Here are key points that I keep in mind as I prepare.

  • After getting sermon information from the pastor and doing my own study, I determine one point to communicate to the children.
  • The message simply must be engaging. To keep the children’s attention with me, I often incorporate visuals, tangibles, dramatic aspects, or other elements of surprise. Sometimes other congregation members play roles in the message.
  • The message must be short. Five minutes is the maximum time we can expect kids to sit at the front of the church among their friends without getting restless. A good word can easily be said in three to five minutes.
  • Not all speakers may need to totally script out their children’s messages, but I do. Typing the message helps me stay focused on one point, choose words carefully, and stick to the time limit.
  • Practice may not make perfect, but if I say the message aloud at home enough times, I can deliver it on Sunday without the script, allowing me to maintain eye contact with the children.

Examples help me to understand, and maybe they help you too. So below is an example of one of my children’s messages, at least its script. Read it aloud and imagine the visuals.

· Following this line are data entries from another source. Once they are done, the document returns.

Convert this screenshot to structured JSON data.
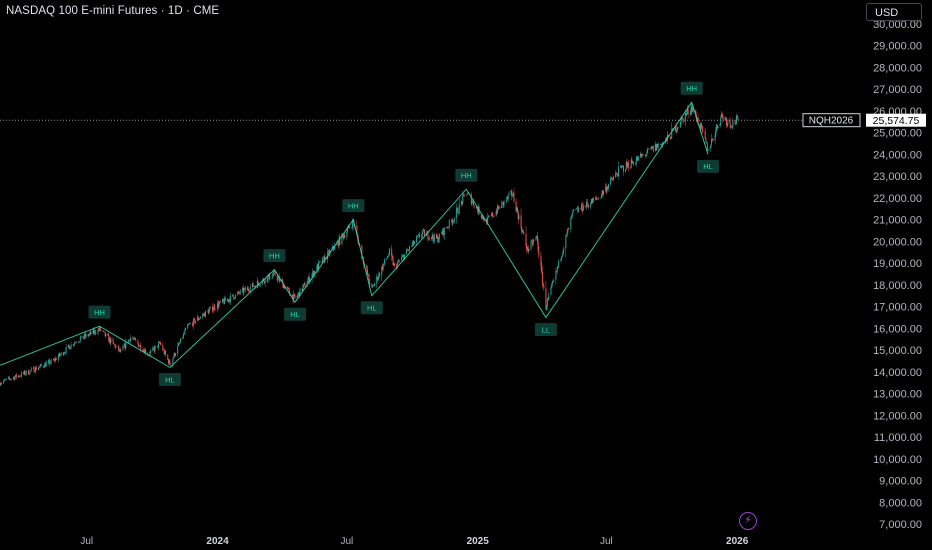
{
  "header": {
    "title": "NASDAQ 100 E-mini Futures · 1D · CME",
    "currency": "USD"
  },
  "price_tag": {
    "symbol": "NQH2026",
    "price": "25,574.75",
    "price_value": 25574.75
  },
  "colors": {
    "up": "#26a69a",
    "down": "#ef5350",
    "zigzag": "#2bd1a8",
    "background": "#000000"
  },
  "icons": {
    "bottom": "lightning-icon"
  },
  "chart_data": {
    "type": "candlestick",
    "title": "NASDAQ 100 E-mini Futures · 1D · CME",
    "x_ticks": [
      "Jul",
      "2024",
      "Jul",
      "2025",
      "Jul",
      "2026"
    ],
    "x_tick_dates": [
      "2023-07-01",
      "2024-01-01",
      "2024-07-01",
      "2025-01-01",
      "2025-07-01",
      "2026-01-01"
    ],
    "y_ticks": [
      7000,
      8000,
      9000,
      10000,
      11000,
      12000,
      13000,
      14000,
      15000,
      16000,
      17000,
      18000,
      19000,
      20000,
      21000,
      22000,
      23000,
      24000,
      25000,
      26000,
      27000,
      28000,
      29000,
      30000
    ],
    "y_tick_labels": [
      "7,000.00",
      "8,000.00",
      "9,000.00",
      "10,000.00",
      "11,000.00",
      "12,000.00",
      "13,000.00",
      "14,000.00",
      "15,000.00",
      "16,000.00",
      "17,000.00",
      "18,000.00",
      "19,000.00",
      "20,000.00",
      "21,000.00",
      "22,000.00",
      "23,000.00",
      "24,000.00",
      "25,000.00",
      "26,000.00",
      "27,000.00",
      "28,000.00",
      "29,000.00",
      "30,000.00"
    ],
    "ylim": [
      6700,
      30400
    ],
    "xlim": [
      "2023-03-01",
      "2026-06-20"
    ],
    "last_price": 25574.75,
    "zigzag": [
      {
        "date": "2023-03-01",
        "value": 14300,
        "label": ""
      },
      {
        "date": "2023-07-19",
        "value": 16100,
        "label": "HH"
      },
      {
        "date": "2023-10-26",
        "value": 14200,
        "label": "HL"
      },
      {
        "date": "2024-03-21",
        "value": 18700,
        "label": "HH"
      },
      {
        "date": "2024-04-19",
        "value": 17200,
        "label": "HL"
      },
      {
        "date": "2024-07-10",
        "value": 21000,
        "label": "HH"
      },
      {
        "date": "2024-08-05",
        "value": 17500,
        "label": "HL"
      },
      {
        "date": "2024-12-16",
        "value": 22400,
        "label": "HH"
      },
      {
        "date": "2025-04-07",
        "value": 16500,
        "label": "LL"
      },
      {
        "date": "2025-10-29",
        "value": 26400,
        "label": "HH"
      },
      {
        "date": "2025-11-21",
        "value": 24000,
        "label": "HL"
      }
    ],
    "price_path": [
      {
        "date": "2023-03-01",
        "value": 13500
      },
      {
        "date": "2023-04-10",
        "value": 14000
      },
      {
        "date": "2023-05-15",
        "value": 14500
      },
      {
        "date": "2023-06-15",
        "value": 15400
      },
      {
        "date": "2023-07-19",
        "value": 15950
      },
      {
        "date": "2023-08-18",
        "value": 14900
      },
      {
        "date": "2023-09-01",
        "value": 15600
      },
      {
        "date": "2023-09-26",
        "value": 14800
      },
      {
        "date": "2023-10-12",
        "value": 15300
      },
      {
        "date": "2023-10-26",
        "value": 14350
      },
      {
        "date": "2023-11-20",
        "value": 16100
      },
      {
        "date": "2023-12-28",
        "value": 17000
      },
      {
        "date": "2024-01-31",
        "value": 17600
      },
      {
        "date": "2024-02-28",
        "value": 18100
      },
      {
        "date": "2024-03-21",
        "value": 18500
      },
      {
        "date": "2024-04-19",
        "value": 17350
      },
      {
        "date": "2024-05-20",
        "value": 18800
      },
      {
        "date": "2024-06-20",
        "value": 20000
      },
      {
        "date": "2024-07-10",
        "value": 20900
      },
      {
        "date": "2024-07-25",
        "value": 19000
      },
      {
        "date": "2024-08-05",
        "value": 17800
      },
      {
        "date": "2024-08-30",
        "value": 19500
      },
      {
        "date": "2024-09-06",
        "value": 18800
      },
      {
        "date": "2024-10-15",
        "value": 20400
      },
      {
        "date": "2024-11-05",
        "value": 20100
      },
      {
        "date": "2024-11-29",
        "value": 21100
      },
      {
        "date": "2024-12-16",
        "value": 22250
      },
      {
        "date": "2025-01-13",
        "value": 20900
      },
      {
        "date": "2025-02-19",
        "value": 22200
      },
      {
        "date": "2025-03-12",
        "value": 19600
      },
      {
        "date": "2025-03-25",
        "value": 20200
      },
      {
        "date": "2025-04-07",
        "value": 17000
      },
      {
        "date": "2025-04-21",
        "value": 18500
      },
      {
        "date": "2025-05-15",
        "value": 21300
      },
      {
        "date": "2025-06-20",
        "value": 22000
      },
      {
        "date": "2025-07-20",
        "value": 23300
      },
      {
        "date": "2025-08-15",
        "value": 23800
      },
      {
        "date": "2025-09-25",
        "value": 24700
      },
      {
        "date": "2025-10-29",
        "value": 26200
      },
      {
        "date": "2025-11-10",
        "value": 25300
      },
      {
        "date": "2025-11-21",
        "value": 24200
      },
      {
        "date": "2025-12-10",
        "value": 25800
      },
      {
        "date": "2025-12-22",
        "value": 25400
      },
      {
        "date": "2026-01-02",
        "value": 25574.75
      }
    ]
  }
}
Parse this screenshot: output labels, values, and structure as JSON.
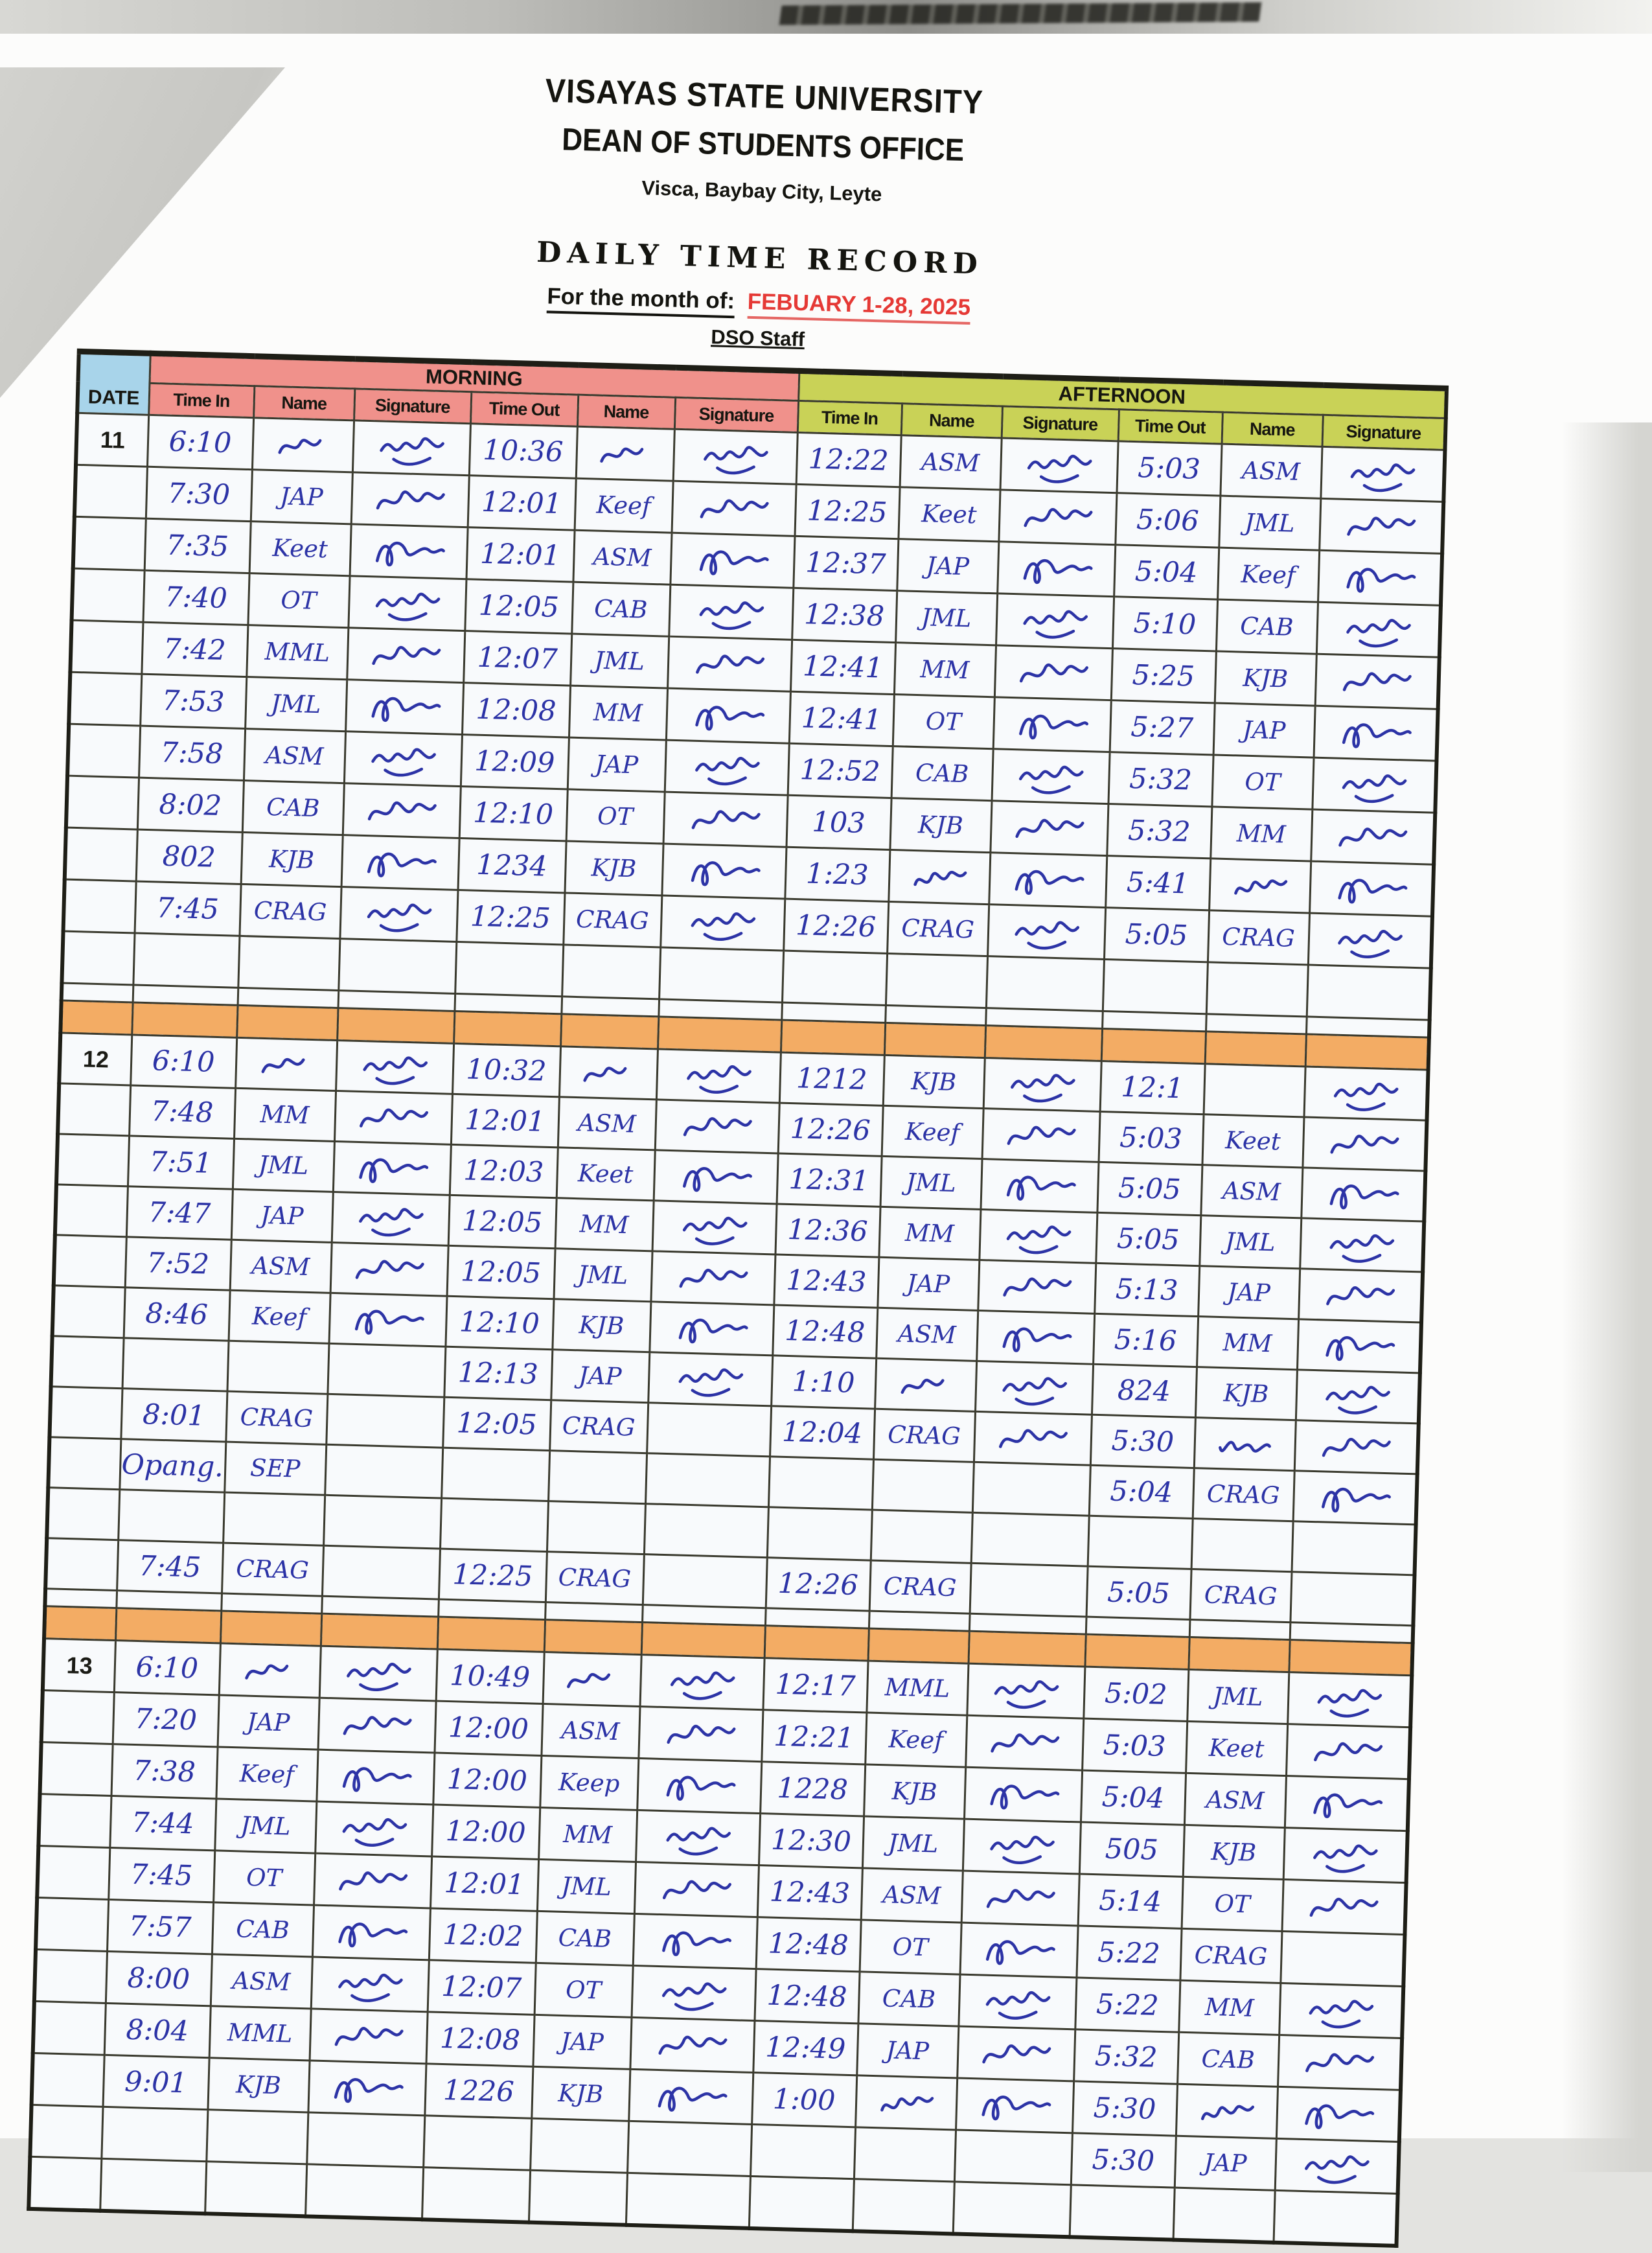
{
  "page": {
    "university": "VISAYAS STATE UNIVERSITY",
    "office": "DEAN OF STUDENTS OFFICE",
    "address": "Visca, Baybay City, Leyte",
    "title": "DAILY TIME RECORD",
    "month_label": "For the month of:",
    "month_value": "FEBUARY 1-28, 2025",
    "group": "DSO Staff"
  },
  "table": {
    "date_header": "DATE",
    "section_headers": [
      "MORNING",
      "AFTERNOON"
    ],
    "column_headers": [
      "Time In",
      "Name",
      "Signature",
      "Time Out",
      "Name",
      "Signature"
    ],
    "colors": {
      "date_header_bg": "#a8d4ea",
      "morning_bg": "#f0918b",
      "afternoon_bg": "#c9d257",
      "separator_bg": "#f3ac64",
      "ink": "#2c33a6",
      "month_accent": "#e53935"
    },
    "notation": {
      "@sig": "handwritten signature scribble",
      "@scr": "illegible handwritten initials scribble"
    },
    "blocks": [
      {
        "date": "11",
        "rows": [
          [
            "6:10",
            "@scr",
            "@sig",
            "10:36",
            "@scr",
            "@sig",
            "12:22",
            "ASM",
            "@sig",
            "5:03",
            "ASM",
            "@sig"
          ],
          [
            "7:30",
            "JAP",
            "@sig",
            "12:01",
            "Keef",
            "@sig",
            "12:25",
            "Keet",
            "@sig",
            "5:06",
            "JML",
            "@sig"
          ],
          [
            "7:35",
            "Keet",
            "@sig",
            "12:01",
            "ASM",
            "@sig",
            "12:37",
            "JAP",
            "@sig",
            "5:04",
            "Keef",
            "@sig"
          ],
          [
            "7:40",
            "OT",
            "@sig",
            "12:05",
            "CAB",
            "@sig",
            "12:38",
            "JML",
            "@sig",
            "5:10",
            "CAB",
            "@sig"
          ],
          [
            "7:42",
            "MML",
            "@sig",
            "12:07",
            "JML",
            "@sig",
            "12:41",
            "MM",
            "@sig",
            "5:25",
            "KJB",
            "@sig"
          ],
          [
            "7:53",
            "JML",
            "@sig",
            "12:08",
            "MM",
            "@sig",
            "12:41",
            "OT",
            "@sig",
            "5:27",
            "JAP",
            "@sig"
          ],
          [
            "7:58",
            "ASM",
            "@sig",
            "12:09",
            "JAP",
            "@sig",
            "12:52",
            "CAB",
            "@sig",
            "5:32",
            "OT",
            "@sig"
          ],
          [
            "8:02",
            "CAB",
            "@sig",
            "12:10",
            "OT",
            "@sig",
            "103",
            "KJB",
            "@sig",
            "5:32",
            "MM",
            "@sig"
          ],
          [
            "802",
            "KJB",
            "@sig",
            "1234",
            "KJB",
            "@sig",
            "1:23",
            "@scr",
            "@sig",
            "5:41",
            "@scr",
            "@sig"
          ],
          [
            "7:45",
            "CRAG",
            "@sig",
            "12:25",
            "CRAG",
            "@sig",
            "12:26",
            "CRAG",
            "@sig",
            "5:05",
            "CRAG",
            "@sig"
          ],
          [
            "",
            "",
            "",
            "",
            "",
            "",
            "",
            "",
            "",
            "",
            "",
            ""
          ]
        ]
      },
      {
        "date": "12",
        "rows": [
          [
            "6:10",
            "@scr",
            "@sig",
            "10:32",
            "@scr",
            "@sig",
            "1212",
            "KJB",
            "@sig",
            "12:1",
            "",
            "@sig"
          ],
          [
            "7:48",
            "MM",
            "@sig",
            "12:01",
            "ASM",
            "@sig",
            "12:26",
            "Keef",
            "@sig",
            "5:03",
            "Keet",
            "@sig"
          ],
          [
            "7:51",
            "JML",
            "@sig",
            "12:03",
            "Keet",
            "@sig",
            "12:31",
            "JML",
            "@sig",
            "5:05",
            "ASM",
            "@sig"
          ],
          [
            "7:47",
            "JAP",
            "@sig",
            "12:05",
            "MM",
            "@sig",
            "12:36",
            "MM",
            "@sig",
            "5:05",
            "JML",
            "@sig"
          ],
          [
            "7:52",
            "ASM",
            "@sig",
            "12:05",
            "JML",
            "@sig",
            "12:43",
            "JAP",
            "@sig",
            "5:13",
            "JAP",
            "@sig"
          ],
          [
            "8:46",
            "Keef",
            "@sig",
            "12:10",
            "KJB",
            "@sig",
            "12:48",
            "ASM",
            "@sig",
            "5:16",
            "MM",
            "@sig"
          ],
          [
            "",
            "",
            "",
            "12:13",
            "JAP",
            "@sig",
            "1:10",
            "@scr",
            "@sig",
            "824",
            "KJB",
            "@sig"
          ],
          [
            "8:01",
            "CRAG",
            "",
            "12:05",
            "CRAG",
            "",
            "12:04",
            "CRAG",
            "@sig",
            "5:30",
            "@scr",
            "@sig"
          ],
          [
            "Opang.",
            "SEP",
            "",
            "",
            "",
            "",
            "",
            "",
            "",
            "5:04",
            "CRAG",
            "@sig"
          ],
          [
            "",
            "",
            "",
            "",
            "",
            "",
            "",
            "",
            "",
            "",
            "",
            ""
          ],
          [
            "7:45",
            "CRAG",
            "",
            "12:25",
            "CRAG",
            "",
            "12:26",
            "CRAG",
            "",
            "5:05",
            "CRAG",
            ""
          ]
        ]
      },
      {
        "date": "13",
        "rows": [
          [
            "6:10",
            "@scr",
            "@sig",
            "10:49",
            "@scr",
            "@sig",
            "12:17",
            "MML",
            "@sig",
            "5:02",
            "JML",
            "@sig"
          ],
          [
            "7:20",
            "JAP",
            "@sig",
            "12:00",
            "ASM",
            "@sig",
            "12:21",
            "Keef",
            "@sig",
            "5:03",
            "Keet",
            "@sig"
          ],
          [
            "7:38",
            "Keef",
            "@sig",
            "12:00",
            "Keep",
            "@sig",
            "1228",
            "KJB",
            "@sig",
            "5:04",
            "ASM",
            "@sig"
          ],
          [
            "7:44",
            "JML",
            "@sig",
            "12:00",
            "MM",
            "@sig",
            "12:30",
            "JML",
            "@sig",
            "505",
            "KJB",
            "@sig"
          ],
          [
            "7:45",
            "OT",
            "@sig",
            "12:01",
            "JML",
            "@sig",
            "12:43",
            "ASM",
            "@sig",
            "5:14",
            "OT",
            "@sig"
          ],
          [
            "7:57",
            "CAB",
            "@sig",
            "12:02",
            "CAB",
            "@sig",
            "12:48",
            "OT",
            "@sig",
            "5:22",
            "CRAG",
            ""
          ],
          [
            "8:00",
            "ASM",
            "@sig",
            "12:07",
            "OT",
            "@sig",
            "12:48",
            "CAB",
            "@sig",
            "5:22",
            "MM",
            "@sig"
          ],
          [
            "8:04",
            "MML",
            "@sig",
            "12:08",
            "JAP",
            "@sig",
            "12:49",
            "JAP",
            "@sig",
            "5:32",
            "CAB",
            "@sig"
          ],
          [
            "9:01",
            "KJB",
            "@sig",
            "1226",
            "KJB",
            "@sig",
            "1:00",
            "@scr",
            "@sig",
            "5:30",
            "@scr",
            "@sig"
          ],
          [
            "",
            "",
            "",
            "",
            "",
            "",
            "",
            "",
            "",
            "5:30",
            "JAP",
            "@sig"
          ],
          [
            "",
            "",
            "",
            "",
            "",
            "",
            "",
            "",
            "",
            "",
            "",
            ""
          ]
        ]
      }
    ]
  }
}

Hopefully you can understand my defense of the children’s message and its potential to bring a word from God to the kids and to the rest of us too.

Sample Children’s Message

A communion Sunday

Scripture: Mark 2:13-17

Sermon topic: the Lord’s Table


  • 4 big cardboard pieces that represent parts of a table
  • 10 paper plates
  • glue or tape


The pastors are going to talk about a story in the Bible from the book of Mark. In this story, Jesus goes over to Levi’s house and has a meal at Levi’s table.

At my house, we have a table that looks a little like this one:

(Have two big pieces of cardboard with three paper plates glued or taped each. Ask two children to stand up and hold the pieces up in front of them, with the pieces touching each other like two parts of a table.)

How many people can sit around this table? Yes, this table comfortably seats six people.

But we like to invite people over for dinner, for lunch, for brunch—whenever! So sometimes we have to add what are called leaves to the table to expand it. We have three leaves. We have to pull apart the main table and put the leaves in the middle. 

(Have three pieces of cardboard with two paper plates each, representing table leaves. Ask three children to hold these leaves in between the original two.)

When we add these leaves to the middle, how many people can sit around our table? Shall we count together? Yes, 12! 

(Thank the table holders and invite them to sit down.)

I’m thinking that God has a big table too. My question is, how many leaves do you think God has at his table? I think that he has an infinite number—too many to count. There is always room for more at the Lord’s table. 

God invites everyone to come to his table—young, old, rich, poor, healthy, sick, people from the snow of Iowa or the tropical forest of Nicaragua or the mountains of Japan. Everyone is invited. To quote our pastors, “God’s table is beautiful and spacious.” Today, I invite you to take a cracker and remember that you, too, are invited to God’s table.